Half of workers frustrated with office tech
Nearly a quarter of office workers believe that the tech in their buildings directly hinders their productivity, a report from essensys has found.
A survey of 2,500 office-based workers in the UK showed that 53% are also frustrated at the state of technology in their workspace. Some 69% of those aged 18-34 believe they would be more productive if they had seamless and consistent connectivity in the office.
The essensys report argued that although technology can be a pull for workers, it can also drive them away if the building gets it wrong.
While people report that they want advanced tools, the basics matter. A “superior” internet connection, WiFi reliability and unbroken WiFi connectivity across all areas of a building all ranked among people’s biggest demands for the office.
Frustrations about services not working seamlessly extended to other areas, such as meeting room booking.

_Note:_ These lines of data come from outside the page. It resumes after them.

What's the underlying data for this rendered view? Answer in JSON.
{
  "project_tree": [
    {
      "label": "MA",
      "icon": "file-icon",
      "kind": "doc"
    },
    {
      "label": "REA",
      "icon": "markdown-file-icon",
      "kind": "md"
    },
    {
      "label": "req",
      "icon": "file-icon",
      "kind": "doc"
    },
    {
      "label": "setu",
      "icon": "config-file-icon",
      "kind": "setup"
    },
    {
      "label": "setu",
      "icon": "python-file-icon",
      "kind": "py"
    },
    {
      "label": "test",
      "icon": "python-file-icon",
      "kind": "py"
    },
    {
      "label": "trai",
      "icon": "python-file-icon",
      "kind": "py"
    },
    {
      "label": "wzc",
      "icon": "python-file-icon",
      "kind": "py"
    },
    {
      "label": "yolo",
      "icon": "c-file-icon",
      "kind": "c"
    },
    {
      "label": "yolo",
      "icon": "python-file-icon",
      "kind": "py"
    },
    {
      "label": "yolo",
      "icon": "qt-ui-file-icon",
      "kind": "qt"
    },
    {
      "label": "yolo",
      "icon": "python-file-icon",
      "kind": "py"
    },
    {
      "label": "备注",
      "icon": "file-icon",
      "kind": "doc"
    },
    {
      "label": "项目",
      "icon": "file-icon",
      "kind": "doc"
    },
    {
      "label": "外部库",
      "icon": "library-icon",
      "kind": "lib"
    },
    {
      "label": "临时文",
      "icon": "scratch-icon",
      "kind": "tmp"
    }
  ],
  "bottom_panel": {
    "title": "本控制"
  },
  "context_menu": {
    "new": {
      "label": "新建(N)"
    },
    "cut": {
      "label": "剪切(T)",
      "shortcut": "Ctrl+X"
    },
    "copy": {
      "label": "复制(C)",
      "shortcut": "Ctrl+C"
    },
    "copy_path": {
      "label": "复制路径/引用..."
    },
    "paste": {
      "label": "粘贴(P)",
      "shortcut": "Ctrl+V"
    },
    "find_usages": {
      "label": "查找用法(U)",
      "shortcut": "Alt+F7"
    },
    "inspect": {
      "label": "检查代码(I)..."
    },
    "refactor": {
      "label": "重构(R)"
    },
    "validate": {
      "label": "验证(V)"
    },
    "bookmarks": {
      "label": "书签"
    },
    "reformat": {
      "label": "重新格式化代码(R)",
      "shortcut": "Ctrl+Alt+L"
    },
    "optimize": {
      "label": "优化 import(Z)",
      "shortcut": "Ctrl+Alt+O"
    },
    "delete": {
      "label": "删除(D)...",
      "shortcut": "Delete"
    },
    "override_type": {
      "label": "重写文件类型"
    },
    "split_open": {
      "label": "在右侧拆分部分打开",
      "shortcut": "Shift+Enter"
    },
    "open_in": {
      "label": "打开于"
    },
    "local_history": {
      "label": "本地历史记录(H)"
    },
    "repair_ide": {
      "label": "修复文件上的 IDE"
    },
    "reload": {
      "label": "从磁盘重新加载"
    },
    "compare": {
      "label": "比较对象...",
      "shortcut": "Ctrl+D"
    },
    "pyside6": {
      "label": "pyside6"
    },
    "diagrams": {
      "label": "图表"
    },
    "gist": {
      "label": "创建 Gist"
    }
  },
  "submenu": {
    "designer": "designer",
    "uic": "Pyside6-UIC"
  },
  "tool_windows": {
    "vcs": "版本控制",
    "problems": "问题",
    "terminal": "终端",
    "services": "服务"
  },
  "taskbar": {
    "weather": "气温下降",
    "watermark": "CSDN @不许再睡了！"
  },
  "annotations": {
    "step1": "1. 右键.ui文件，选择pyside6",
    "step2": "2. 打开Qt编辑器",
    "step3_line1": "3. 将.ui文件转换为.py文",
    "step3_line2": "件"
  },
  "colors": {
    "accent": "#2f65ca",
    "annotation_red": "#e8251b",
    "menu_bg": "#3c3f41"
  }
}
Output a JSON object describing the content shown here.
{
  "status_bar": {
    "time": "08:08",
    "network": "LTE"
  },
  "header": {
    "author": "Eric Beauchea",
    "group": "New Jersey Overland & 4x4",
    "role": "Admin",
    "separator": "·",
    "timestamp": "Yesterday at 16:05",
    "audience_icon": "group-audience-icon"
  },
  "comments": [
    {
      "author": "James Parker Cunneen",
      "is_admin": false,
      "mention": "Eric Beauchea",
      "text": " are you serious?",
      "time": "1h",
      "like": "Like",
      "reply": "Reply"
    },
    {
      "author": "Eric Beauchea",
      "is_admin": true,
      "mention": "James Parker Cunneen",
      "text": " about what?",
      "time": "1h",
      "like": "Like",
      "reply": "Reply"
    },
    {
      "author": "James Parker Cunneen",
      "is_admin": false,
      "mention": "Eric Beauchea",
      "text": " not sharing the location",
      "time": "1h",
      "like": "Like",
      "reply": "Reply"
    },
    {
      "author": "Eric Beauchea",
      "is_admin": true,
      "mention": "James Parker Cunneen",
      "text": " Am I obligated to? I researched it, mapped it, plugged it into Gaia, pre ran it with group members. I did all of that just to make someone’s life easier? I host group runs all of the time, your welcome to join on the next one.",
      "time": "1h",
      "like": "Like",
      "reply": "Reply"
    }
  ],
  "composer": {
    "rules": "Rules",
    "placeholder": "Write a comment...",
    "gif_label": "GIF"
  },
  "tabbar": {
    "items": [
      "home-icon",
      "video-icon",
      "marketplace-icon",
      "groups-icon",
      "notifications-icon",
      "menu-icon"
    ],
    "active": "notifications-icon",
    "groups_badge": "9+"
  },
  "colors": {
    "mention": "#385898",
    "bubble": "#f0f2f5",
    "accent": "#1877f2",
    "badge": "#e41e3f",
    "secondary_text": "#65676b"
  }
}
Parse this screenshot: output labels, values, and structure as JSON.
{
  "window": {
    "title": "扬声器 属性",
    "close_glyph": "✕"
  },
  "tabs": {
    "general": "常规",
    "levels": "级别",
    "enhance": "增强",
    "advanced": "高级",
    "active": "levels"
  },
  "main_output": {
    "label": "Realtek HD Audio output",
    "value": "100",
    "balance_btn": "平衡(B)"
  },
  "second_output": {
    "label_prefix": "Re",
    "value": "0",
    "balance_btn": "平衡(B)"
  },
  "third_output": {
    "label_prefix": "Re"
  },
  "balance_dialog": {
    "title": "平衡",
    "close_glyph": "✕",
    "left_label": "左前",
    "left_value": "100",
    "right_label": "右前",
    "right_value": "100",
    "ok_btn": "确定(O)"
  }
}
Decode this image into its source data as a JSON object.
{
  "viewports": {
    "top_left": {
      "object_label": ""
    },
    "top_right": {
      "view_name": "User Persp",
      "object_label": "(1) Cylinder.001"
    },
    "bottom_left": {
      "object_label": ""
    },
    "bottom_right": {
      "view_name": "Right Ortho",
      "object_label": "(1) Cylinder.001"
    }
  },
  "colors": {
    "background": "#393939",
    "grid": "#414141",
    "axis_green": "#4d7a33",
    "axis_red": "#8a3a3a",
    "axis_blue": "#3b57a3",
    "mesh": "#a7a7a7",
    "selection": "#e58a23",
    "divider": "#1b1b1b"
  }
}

Three-quarters of workers have experienced it taking 30 minutes to identify, book and access a meeting room, essensys said. Once they get into the meeting room, more than a fifth (22%) said the tech inside let them down by failing to do simple things like connecting a laptop to a screen.
James Shannon, chief product and technology officer at essensys, said: “What is interesting is how alive workers are to the benefits of technology. Inadequate technology causes frustrations and can be a deterrent to coming to the office, whereas technology done well can be a huge attraction to bring people back to the office and support the types of workplaces they want.”
Don’t compromise on security
Improving connectivity should not come at the expense of security, essensys warned. Nearly two-thirds (63%) were concerned about the security of their organisations’ data security. A full third said they were aware of a data security breach where they worked.
The report identified “genuine concern” among workers about the state of cybersecurity. Increased flexibility in the workplace will require greater connectivity, which, if not implemented properly, can leave businesses vulnerable to breaches.